Tuesday, January 31, 2012
Long-distance romance in the movies
With the release of Like Crazy this week, here is a list of some of our favourite, and not so favourite, long-distance relationships in film...
This week long-distance relationship weepy, Like Crazy, is finally being released in the UK but, with Anna (Felicity Jones) and Jacob (Anton Yelchin) quickly climbing up the list of our favourite forbidden romances in film, we wondered what other long-distance relationships, good, bad or otherwise, have been committed to the screen? These particular star-crossed lovers were separated by distance, but there are many ways for a savvy writer to pull a couple apart. Here we look at some of the best and worst examples...
As you can see by the title, Going the Distance is probably the most on-the-nose example of long-distance love in the noughties. With the digital age, distance stopped being such a stringent barrier to budding romance, allowing Drew Barrymore and Justin Long to develop their relationship from New York to San Francisco. It didn't hurt that the actors had bags of chemistry on account of their off-screen coupling, but sadly its timeliness couldn't make up for a lacklustre execution.
Less obvious than some of our other choices, but it's probably the greatest love story of them all. Brokeback Mountain, the story of two cowboys (Heath Ledger, Jake Gyllenhaal) finding solace in each other across decades of their otherwise separate lives, is as romantic and tragic as they come. Although based far away from each other and only meeting for the odd 'fishing' trip, the barrier between these two characters was not distance, but intolerance, as their longing for companionship ultimately clashed with their more conventional lives back home.
As with all Nicolas Sparks adaptations, Dear John was honest from the start about its teary chick-flick intentions. Never promising us great art, the resulting film is still a little hard to swallow despite promising performances from Amanda Seyfried and Channing Tatum.
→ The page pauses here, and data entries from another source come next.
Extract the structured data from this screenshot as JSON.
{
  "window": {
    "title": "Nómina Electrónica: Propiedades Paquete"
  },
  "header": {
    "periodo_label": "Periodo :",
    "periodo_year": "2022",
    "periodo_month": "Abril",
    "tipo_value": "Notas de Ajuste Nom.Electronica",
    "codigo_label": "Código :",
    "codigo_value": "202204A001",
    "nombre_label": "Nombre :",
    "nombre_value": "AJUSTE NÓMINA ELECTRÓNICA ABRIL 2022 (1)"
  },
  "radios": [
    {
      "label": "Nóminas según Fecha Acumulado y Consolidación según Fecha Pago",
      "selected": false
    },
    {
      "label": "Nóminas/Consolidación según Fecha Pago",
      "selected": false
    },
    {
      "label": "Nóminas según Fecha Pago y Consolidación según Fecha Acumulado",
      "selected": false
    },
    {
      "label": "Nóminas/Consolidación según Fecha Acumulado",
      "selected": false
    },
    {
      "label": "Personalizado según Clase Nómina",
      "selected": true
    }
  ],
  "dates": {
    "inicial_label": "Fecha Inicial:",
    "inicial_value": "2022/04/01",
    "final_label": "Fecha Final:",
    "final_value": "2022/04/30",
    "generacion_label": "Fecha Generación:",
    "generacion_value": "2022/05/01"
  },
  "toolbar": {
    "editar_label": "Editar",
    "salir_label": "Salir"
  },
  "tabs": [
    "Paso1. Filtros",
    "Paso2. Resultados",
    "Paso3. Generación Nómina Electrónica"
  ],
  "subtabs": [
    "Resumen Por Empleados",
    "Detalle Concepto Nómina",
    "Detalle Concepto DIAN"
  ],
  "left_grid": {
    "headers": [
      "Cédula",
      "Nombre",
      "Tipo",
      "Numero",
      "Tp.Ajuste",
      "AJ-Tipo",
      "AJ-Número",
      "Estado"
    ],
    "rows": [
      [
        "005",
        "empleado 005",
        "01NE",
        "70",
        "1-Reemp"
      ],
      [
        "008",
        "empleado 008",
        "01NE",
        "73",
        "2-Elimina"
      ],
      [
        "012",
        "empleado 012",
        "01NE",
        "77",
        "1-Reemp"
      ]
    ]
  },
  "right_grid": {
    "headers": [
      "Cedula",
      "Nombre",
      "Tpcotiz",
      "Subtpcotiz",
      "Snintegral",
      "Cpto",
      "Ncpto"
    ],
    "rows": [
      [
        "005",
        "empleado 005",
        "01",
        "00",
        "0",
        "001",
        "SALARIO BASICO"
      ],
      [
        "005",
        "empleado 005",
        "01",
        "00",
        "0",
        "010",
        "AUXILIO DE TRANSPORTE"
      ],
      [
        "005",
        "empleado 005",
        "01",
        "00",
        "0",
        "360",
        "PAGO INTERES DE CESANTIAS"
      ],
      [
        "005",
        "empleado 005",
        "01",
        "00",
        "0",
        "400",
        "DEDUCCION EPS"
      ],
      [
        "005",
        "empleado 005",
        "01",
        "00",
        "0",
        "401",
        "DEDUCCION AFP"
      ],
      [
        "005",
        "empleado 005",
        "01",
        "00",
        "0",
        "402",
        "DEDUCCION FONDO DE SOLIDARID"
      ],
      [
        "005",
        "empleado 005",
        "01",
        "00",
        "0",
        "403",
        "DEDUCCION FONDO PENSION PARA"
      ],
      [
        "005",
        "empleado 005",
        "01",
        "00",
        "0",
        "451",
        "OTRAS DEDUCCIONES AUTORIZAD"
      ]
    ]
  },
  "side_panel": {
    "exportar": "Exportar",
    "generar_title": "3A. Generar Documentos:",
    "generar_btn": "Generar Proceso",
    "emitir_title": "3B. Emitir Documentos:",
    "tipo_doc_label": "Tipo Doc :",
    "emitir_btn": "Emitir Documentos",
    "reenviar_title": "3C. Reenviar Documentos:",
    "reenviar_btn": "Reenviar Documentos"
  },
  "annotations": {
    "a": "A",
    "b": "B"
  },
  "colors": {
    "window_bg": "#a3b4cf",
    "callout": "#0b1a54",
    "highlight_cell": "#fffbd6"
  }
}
The film's framework, about a man who leaves new-found love to fight for his country, is clichéd and unappealing to anyone except the most hardened rom-com fan, but somehow it feels a little hollow in practice.
If those other couples thought they had it hard, they should have spoken to Demi Moore. Patrick Swayze plays her deceased husband, killed by a mugger at the start of the film, who continues to haunt his wife with the hopes of communicating with her. Ghost is a thoroughly romantic tale of lost love and grief, and its sincerity bleeds through the performances from Moore and Swayze, if not when Whoopi Goldberg arrives.
The Lake House has a slightly silly, hole-ridden plot. Its leads were only cast because of the novelty value of reuniting Keanu Reeves (who should never play the romantic lead) and Sandra Bullock for the first time since Speed. But it's still a lovely film for the wholly less cynical among us, and has the balls to separate the couple not just by time, or by place, but also by putting them in different dimensions (I think...?) The story may be convoluted, but sit back and enjoy the romance and you'll be fine.
So much of Sleepless in Seattle has been leeched for other films made after its early 90s release, even people who've never seen it know the plot inside out. Other long-distance romances often choose to play like straight dramas, but this film was released in the golden age of romantic-comedy, and informed the genre as we know it now. Even though they only briefly meet, Tom Hanks and Meg Ryan have enough chemistry to carry the film through its slightly dated schmaltz, and it's still a classic today.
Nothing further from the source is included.